The HTD project places strong emphasis on understanding the origin, tectonic and structural setting, fabrics, and reservoir characteristics of HTD in western Canada, but also takes a global comparative view of HTD reservoirs and associated hydrothermal mineral deposits. When viewed from a global perspective, most hydrothermal dolomite and mineral deposits show a close association with extensional tectonic settings with elevated heat flow, and focussed flow through fault/fracture conduits (with a strong strike -slip fault component), but still with a significant facies influence on fluid flow, dolomitization, and reservoir character.


'Floating clast' dolomite breccia cemented by saddle dolomite, characteristic of dilational extensional space along fault, formed under conditions of high pore fluid pressure/pressure drops. Middle Cambrian outcrop, southwestern Alberta.

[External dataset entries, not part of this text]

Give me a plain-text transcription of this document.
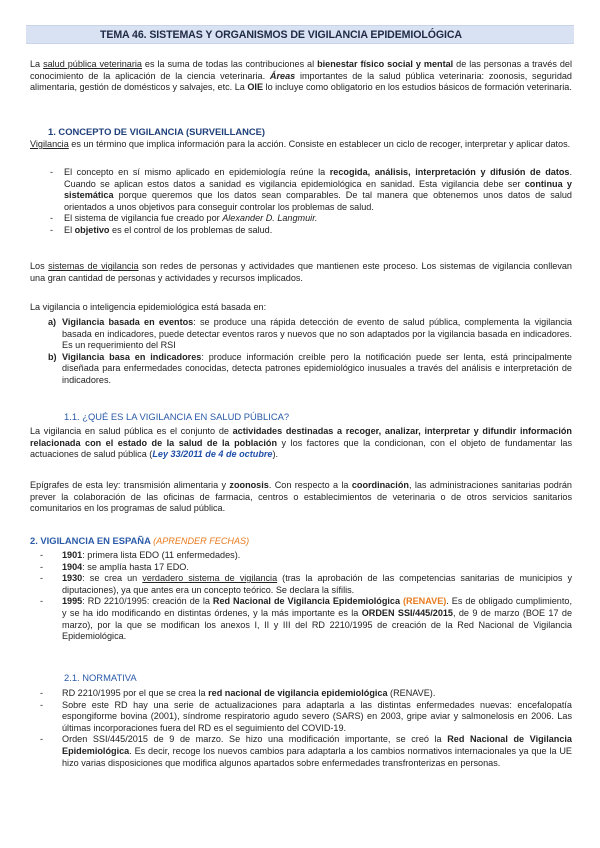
TEMA 46. SISTEMAS Y ORGANISMOS DE VIGILANCIA EPIDEMIOLÓGICA
La salud pública veterinaria es la suma de todas las contribuciones al bienestar físico social y mental de las personas a través del conocimiento de la aplicación de la ciencia veterinaria. Áreas importantes de la salud pública veterinaria: zoonosis, seguridad alimentaria, gestión de domésticos y salvajes, etc. La OIE lo incluye como obligatorio en los estudios básicos de formación veterinaria.
1. CONCEPTO DE VIGILANCIA (SURVEILLANCE)
Vigilancia es un término que implica información para la acción. Consiste en establecer un ciclo de recoger, interpretar y aplicar datos.
- El concepto en sí mismo aplicado en epidemiología reúne la recogida, análisis, interpretación y difusión de datos. Cuando se aplican estos datos a sanidad es vigilancia epidemiológica en sanidad. Esta vigilancia debe ser continua y sistemática porque queremos que los datos sean comparables. De tal manera que obtenemos unos datos de salud orientados a unos objetivos para conseguir controlar los problemas de salud.
- El sistema de vigilancia fue creado por Alexander D. Langmuir.
- El objetivo es el control de los problemas de salud.
Los sistemas de vigilancia son redes de personas y actividades que mantienen este proceso. Los sistemas de vigilancia conllevan una gran cantidad de personas y actividades y recursos implicados.
La vigilancia o inteligencia epidemiológica está basada en:
a) Vigilancia basada en eventos: se produce una rápida detección de evento de salud pública, complementa la vigilancia basada en indicadores, puede detectar eventos raros y nuevos que no son adaptados por la vigilancia basada en indicadores. Es un requerimiento del RSI
b) Vigilancia basa en indicadores: produce información creíble pero la notificación puede ser lenta, está principalmente diseñada para enfermedades conocidas, detecta patrones epidemiológico inusuales a través del análisis e interpretación de indicadores.
1.1. ¿QUÉ ES LA VIGILANCIA EN SALUD PÚBLICA?
La vigilancia en salud pública es el conjunto de actividades destinadas a recoger, analizar, interpretar y difundir información relacionada con el estado de la salud de la población y los factores que la condicionan, con el objeto de fundamentar las actuaciones de salud pública (Ley 33/2011 de 4 de octubre).
Epígrafes de esta ley: transmisión alimentaria y zoonosis. Con respecto a la coordinación, las administraciones sanitarias podrán prever la colaboración de las oficinas de farmacia, centros o establecimientos de veterinaria o de otros servicios sanitarios comunitarios en los programas de salud pública.
2. VIGILANCIA EN ESPAÑA (APRENDER FECHAS)
- 1901: primera lista EDO (11 enfermedades).
- 1904: se amplía hasta 17 EDO.
- 1930: se crea un verdadero sistema de vigilancia (tras la aprobación de las competencias sanitarias de municipios y diputaciones), ya que antes era un concepto teórico. Se declara la sífilis.
- 1995: RD 2210/1995: creación de la Red Nacional de Vigilancia Epidemiológica (RENAVE). Es de obligado cumplimiento, y se ha ido modificando en distintas órdenes, y la más importante es la ORDEN SSI/445/2015, de 9 de marzo (BOE 17 de marzo), por la que se modifican los anexos I, II y III del RD 2210/1995 de creación de la Red Nacional de Vigilancia Epidemiológica.
2.1. NORMATIVA
- RD 2210/1995 por el que se crea la red nacional de vigilancia epidemiológica (RENAVE).
- Sobre este RD hay una serie de actualizaciones para adaptarla a las distintas enfermedades nuevas: encefalopatía espongiforme bovina (2001), síndrome respiratorio agudo severo (SARS) en 2003, gripe aviar y salmonelosis en 2006. Las últimas incorporaciones fuera del RD es el seguimiento del COVID-19.
- Orden SSI/445/2015 de 9 de marzo. Se hizo una modificación importante, se creó la Red Nacional de Vigilancia Epidemiológica. Es decir, recoge los nuevos cambios para adaptarla a los cambios normativos internacionales ya que la UE hizo varias disposiciones que modifica algunos apartados sobre enfermedades transfronterizas en personas.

Major aspects of the project include:

  • Multi-client, non-exclusive project
  • Project leader/principal geologist: Graham Davies
  • Global in scope, utilizing western Canada core control
  • Comprehensive report on all aspects of hydrothermal dolomite reservoir trends: tectonic setting, structural controls, rock fabrics, geomechanics, fluid flow and faulting, significance of wrench /strike-slip faults, seismic signatures of sags, importance of basal sandstone aquifers, western Canadian and US hydrothermal dolomite reservoir trends, reservoir quality, and other controls and aspects.
  • Report documents and builds on the recognition that emplacement of hydrothermal dolomite is a process driven not only by temperature but by pressure (hence the alternative term 'thermobaric' dolomite), with a range of newly-defined fabrics as well as breccias and zebra structures formed under superhydrostatic to possibly supralithostatic fluid pressures.
  • Report also reviews hydrothermal dolomite plays in Cambro-Ordovician in Michigan, Appalachian and Permian Basins, from Anticosti Island through southern Ontario, the eastern US, and (albeit controversially) to west Texas.
  • Description of over 480 cores from 153 wells in hydrothermal dolomite or proximal limestone facies from Alberta, NE BC, Yukon, NWT, in hard copy and CD-ROM with selected thin-sections and core photographs.
  • Upgraded Hydrothermal Dolomite Map of western Canada (multiple copies).
  • Report contains 548 pages, 506 text figures, 24 tables, 568 references and 5 appendices. Also includes: new organic petrographic analyses, fluid inclusion, temperature data, mass spectrometry of fluid inclusions, and other analyses, leading to new insights on hydrothermal dolomite processes.